What just happened? After six years of experimentation and regulatory negotiation, Google's privacy-focused vision for post-cookie advertising has come full circle. Third-party cookies remain embedded in Chrome, and the web's advertising model is largely unchanged. For users weary of constant cookie-consent pop-ups, the project's demise represents a missed opportunity. Sandbox had promised a browser-level solution that would enable ad personalization without requiring users to repeatedly negotiate privacy settings on every website.
Google has ended its six-year attempt to redefine online advertising privacy standards. The decision, announced by Google Vice President Anthony Chavez, effectively closes the chapter on one of the company's most ambitious efforts to balance digital advertising with user privacy.
Chavez wrote on the project's website that Google would sunset the remaining Privacy Sandbox technologies "due to low levels of adoption." A spokesperson later told Adweek that the entire initiative – not just the underlying technologies – was being retired. While Google will continue privacy-related development across Chrome, Android, and the broader web, it is "moving away from the Privacy Sandbox branding," the spokesperson added.
Launched in 2019, Privacy Sandbox aimed to create open standards for personalized advertising that did not rely on individual tracking. Instead of following users across websites with third-party cookies, Sandbox proposed that Chrome process data locally. The browser would group users into interest-based cohorts using on-device machine learning, sharing only aggregated signals with advertisers. In theory, this approach could preserve ad-targeting performance while preventing cross-site identification.

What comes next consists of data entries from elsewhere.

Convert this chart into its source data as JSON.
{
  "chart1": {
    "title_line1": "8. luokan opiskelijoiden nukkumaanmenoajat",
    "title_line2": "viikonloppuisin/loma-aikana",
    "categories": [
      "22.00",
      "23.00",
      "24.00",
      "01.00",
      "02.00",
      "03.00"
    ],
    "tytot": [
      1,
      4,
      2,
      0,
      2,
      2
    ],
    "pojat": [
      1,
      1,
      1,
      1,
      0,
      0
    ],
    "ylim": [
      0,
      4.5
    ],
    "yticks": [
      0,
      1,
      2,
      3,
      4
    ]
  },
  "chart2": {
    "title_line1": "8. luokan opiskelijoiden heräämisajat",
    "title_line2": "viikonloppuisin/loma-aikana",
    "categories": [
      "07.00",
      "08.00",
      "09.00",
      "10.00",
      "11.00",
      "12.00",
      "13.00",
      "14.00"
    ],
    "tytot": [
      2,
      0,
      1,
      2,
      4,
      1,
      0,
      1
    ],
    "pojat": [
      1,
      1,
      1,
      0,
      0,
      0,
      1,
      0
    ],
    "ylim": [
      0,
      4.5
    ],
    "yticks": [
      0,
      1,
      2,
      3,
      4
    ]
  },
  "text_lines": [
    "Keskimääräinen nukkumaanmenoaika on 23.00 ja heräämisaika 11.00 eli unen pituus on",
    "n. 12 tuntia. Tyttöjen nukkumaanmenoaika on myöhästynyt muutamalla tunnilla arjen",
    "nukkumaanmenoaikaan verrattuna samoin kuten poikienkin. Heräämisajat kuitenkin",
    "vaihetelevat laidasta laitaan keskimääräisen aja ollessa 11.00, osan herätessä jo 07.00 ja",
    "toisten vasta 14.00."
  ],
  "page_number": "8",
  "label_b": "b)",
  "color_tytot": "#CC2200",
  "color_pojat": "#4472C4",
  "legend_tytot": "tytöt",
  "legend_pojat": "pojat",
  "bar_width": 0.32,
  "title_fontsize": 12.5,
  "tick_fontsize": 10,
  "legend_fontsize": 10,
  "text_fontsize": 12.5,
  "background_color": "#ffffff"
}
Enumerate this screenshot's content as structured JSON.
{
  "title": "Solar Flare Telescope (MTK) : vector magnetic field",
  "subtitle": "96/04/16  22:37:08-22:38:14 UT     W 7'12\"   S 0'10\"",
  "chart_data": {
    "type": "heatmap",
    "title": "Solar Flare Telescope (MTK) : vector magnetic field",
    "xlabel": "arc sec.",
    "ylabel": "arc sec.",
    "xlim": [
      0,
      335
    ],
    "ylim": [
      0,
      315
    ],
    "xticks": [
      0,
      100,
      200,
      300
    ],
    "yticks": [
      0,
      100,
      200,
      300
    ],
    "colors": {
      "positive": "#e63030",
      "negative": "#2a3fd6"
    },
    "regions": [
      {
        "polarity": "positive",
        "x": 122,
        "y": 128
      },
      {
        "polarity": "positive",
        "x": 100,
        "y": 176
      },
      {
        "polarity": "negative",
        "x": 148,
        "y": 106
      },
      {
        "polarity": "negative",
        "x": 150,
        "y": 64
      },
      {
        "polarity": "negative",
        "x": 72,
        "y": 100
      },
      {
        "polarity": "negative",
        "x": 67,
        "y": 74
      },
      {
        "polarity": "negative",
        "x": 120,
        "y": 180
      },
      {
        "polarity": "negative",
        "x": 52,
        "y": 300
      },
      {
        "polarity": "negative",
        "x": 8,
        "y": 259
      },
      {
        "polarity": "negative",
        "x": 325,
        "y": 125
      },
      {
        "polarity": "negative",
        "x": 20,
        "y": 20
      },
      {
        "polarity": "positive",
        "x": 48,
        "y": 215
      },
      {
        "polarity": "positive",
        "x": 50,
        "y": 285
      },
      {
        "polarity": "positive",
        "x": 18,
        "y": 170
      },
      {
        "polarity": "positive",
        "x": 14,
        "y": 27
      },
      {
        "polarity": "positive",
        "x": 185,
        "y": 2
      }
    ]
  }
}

The idea initially drew attention from regulators on both sides of the Atlantic. The United Kingdom's Competition and Markets Authority and the US Department of Justice each reviewed Privacy Sandbox over concerns that it could entrench Google's dominance in digital advertising if smaller competitors were unable to access equivalent data. At the same time, industry adoption lagged, with many advertisers wary of investing in unproven systems that offered less granular tracking than cookies.
Google's timeline for eliminating cookies repeatedly slipped as it sought regulatory approval and technical refinement. In 2024, the company abandoned its plan to disable third-party cookies entirely, announcing instead that Chrome users would be given the option to manage them directly. Then, in April 2025, Chavez stated that Google would not make further changes to how cookies function in Chrome, effectively freezing the status quo.
This latest announcement confirms what many in the industry suspected: widespread adoption of Privacy Sandbox technologies never materialized. Despite test rollouts, including one in early 2024 that restricted cookies for roughly 30 million Chrome users, advertisers and developers showed little interest in transitioning from traditional targeting methods.
The privacy frameworks resulting from Sandbox, such as the Topics API and Protected Audience API, were designed to decentralize ad data and reduce the need for cross-site tracking. But without momentum from advertisers or browsers outside of Chrome, the technical foundations were unlikely to reshape how the web handles personalized ads.
Chavez said in his announcement that, although Privacy Sandbox is officially ending, the company intends to "utilize learnings from the retired technologies" in future privacy-related work. Google has not specified what those next steps might include, though it continues to face global scrutiny over user data collection practices.